Morbidelli: Bertandem Dengan Rossi Bakal Lebih Santai

Rider tim Petronas Yamaha SRT, Franco Morbidelli tampak begitu antusias bertandem dengan mentornya sendiri, Valentino Rossi di musim 2021 ini. Meski yakin akan peluang juara, namun Morbidelli percaya musim ini akan lebih santai karena kehadiran The Doctor.

Sebagai informasi, Franco Morbidelli sejatinya sudah kenal dekat dengan Rossi sejak masih berusia 13 tahun. Bahkan, ketikan akademi VR46 dirilis pada tahun 2013 silam, Morbidelli adalah anggota pertama yang menjadi didikan The Doctor.

Bisa dikatakan, hubungan antara Morbidelli dan Rossi sudah seperti saudara, mengingat mereka hampir setiap hari bertemu untuk latihan fisik dan motor bersama.

Karena alasan tersebutlah Morbidelli merasa antusias sekaligus penasaran bertandem dengan mentornya sendiri di tim Petronas Yamaha SRT.

“Tim kami akan diisi oleh dua orang yang berasal dari area yang sama, sangat menarik berkat berbagai alasan. Saya dan Vale sudah bilang sejak lama bahwa ini bakal bagus,” ujar juara dunia Moto2 2017 ini.

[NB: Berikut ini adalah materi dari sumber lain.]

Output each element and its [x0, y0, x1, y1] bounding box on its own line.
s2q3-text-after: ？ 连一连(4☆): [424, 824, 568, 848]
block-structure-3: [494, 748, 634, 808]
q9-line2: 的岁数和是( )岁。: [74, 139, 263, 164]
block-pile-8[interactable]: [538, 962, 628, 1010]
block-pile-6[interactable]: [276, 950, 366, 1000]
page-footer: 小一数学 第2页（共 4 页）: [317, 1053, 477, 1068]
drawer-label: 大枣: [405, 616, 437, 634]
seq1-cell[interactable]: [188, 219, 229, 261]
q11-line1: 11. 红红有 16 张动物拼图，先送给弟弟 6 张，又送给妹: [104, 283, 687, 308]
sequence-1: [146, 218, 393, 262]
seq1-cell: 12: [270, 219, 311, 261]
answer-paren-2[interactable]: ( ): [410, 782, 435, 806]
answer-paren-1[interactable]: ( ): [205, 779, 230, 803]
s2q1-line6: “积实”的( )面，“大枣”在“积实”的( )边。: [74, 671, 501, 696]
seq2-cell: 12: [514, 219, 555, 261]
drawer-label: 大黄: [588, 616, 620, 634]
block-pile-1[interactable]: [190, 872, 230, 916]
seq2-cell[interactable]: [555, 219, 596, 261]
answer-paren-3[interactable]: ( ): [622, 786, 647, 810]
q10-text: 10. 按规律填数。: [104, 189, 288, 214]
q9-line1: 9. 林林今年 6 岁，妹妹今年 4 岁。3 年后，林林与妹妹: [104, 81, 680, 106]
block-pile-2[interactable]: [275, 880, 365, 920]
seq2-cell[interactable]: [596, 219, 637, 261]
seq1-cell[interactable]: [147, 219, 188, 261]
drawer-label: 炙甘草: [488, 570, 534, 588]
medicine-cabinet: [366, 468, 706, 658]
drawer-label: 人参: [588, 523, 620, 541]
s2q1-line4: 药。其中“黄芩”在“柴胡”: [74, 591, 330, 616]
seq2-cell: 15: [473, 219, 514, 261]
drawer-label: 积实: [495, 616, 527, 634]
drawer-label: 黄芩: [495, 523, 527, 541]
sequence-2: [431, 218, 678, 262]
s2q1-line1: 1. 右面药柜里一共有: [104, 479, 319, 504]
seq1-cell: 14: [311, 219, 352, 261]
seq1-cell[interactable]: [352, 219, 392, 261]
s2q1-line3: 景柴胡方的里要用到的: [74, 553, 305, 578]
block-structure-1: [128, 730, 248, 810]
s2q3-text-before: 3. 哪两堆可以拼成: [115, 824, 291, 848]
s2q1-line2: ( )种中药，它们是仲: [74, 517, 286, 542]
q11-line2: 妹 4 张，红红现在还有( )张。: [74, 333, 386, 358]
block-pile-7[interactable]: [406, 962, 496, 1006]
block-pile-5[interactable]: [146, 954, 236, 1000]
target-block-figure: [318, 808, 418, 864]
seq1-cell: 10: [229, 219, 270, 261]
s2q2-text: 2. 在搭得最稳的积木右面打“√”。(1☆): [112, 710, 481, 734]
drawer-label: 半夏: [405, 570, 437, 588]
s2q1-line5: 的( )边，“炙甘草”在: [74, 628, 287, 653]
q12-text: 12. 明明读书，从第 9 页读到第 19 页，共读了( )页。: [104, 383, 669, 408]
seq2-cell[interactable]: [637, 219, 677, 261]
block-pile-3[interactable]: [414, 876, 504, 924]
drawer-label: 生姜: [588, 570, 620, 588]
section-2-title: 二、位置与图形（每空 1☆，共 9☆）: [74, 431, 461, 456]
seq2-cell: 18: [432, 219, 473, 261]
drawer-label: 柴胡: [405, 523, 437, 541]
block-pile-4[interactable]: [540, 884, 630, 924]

Meski tentu saja targetnya tetap menjadi juara dunia, namun Morbidelli yakin kehadiran Rossi di timnya bakal membuat suasana menjadi lebih rileks dan lebih santai.

“Kini semua sudah resmi, kami pun akan langsung ke arah tujuan. Entah bagaimana rasanya jadi tandem Vale nanti.”

“Jelas atmosfernya bakal berbeda, lebih rileks. Dengan Fabio bahkan atmosfer kami tidak tegang dan bikin gugup, namun saya rasa situasinya bakal lebih santai,” tandasnya.

Sebenarnya, pada kampanye musim 2020 kemarin, Franco Morbidelli berhasil meraih hasil yang maksimal, dimana dia finish sebagai runner up klasemen akhir.

Meski begitu, pria asal Italia ini tidak memungkiri bahwa musim kemarin berlangsung cukup berat karena beberapa faktor. Harapannya, musim ini berjalan lebih baik dari sebelumnya.

“Saya harap musim ini berjalan dengan normal, tahun lalu sungguh berat, tak hanya karena pandemi, tapi juga karena jadwalnya sangat padat. Semoga pandemi ini segera hilang dan kami bisa menjalani program yang normal.”

“Musim lalu sungguh sulit dan berat, jadi sangat penting bagi kami rehat usai akhir musim,” tutupnya.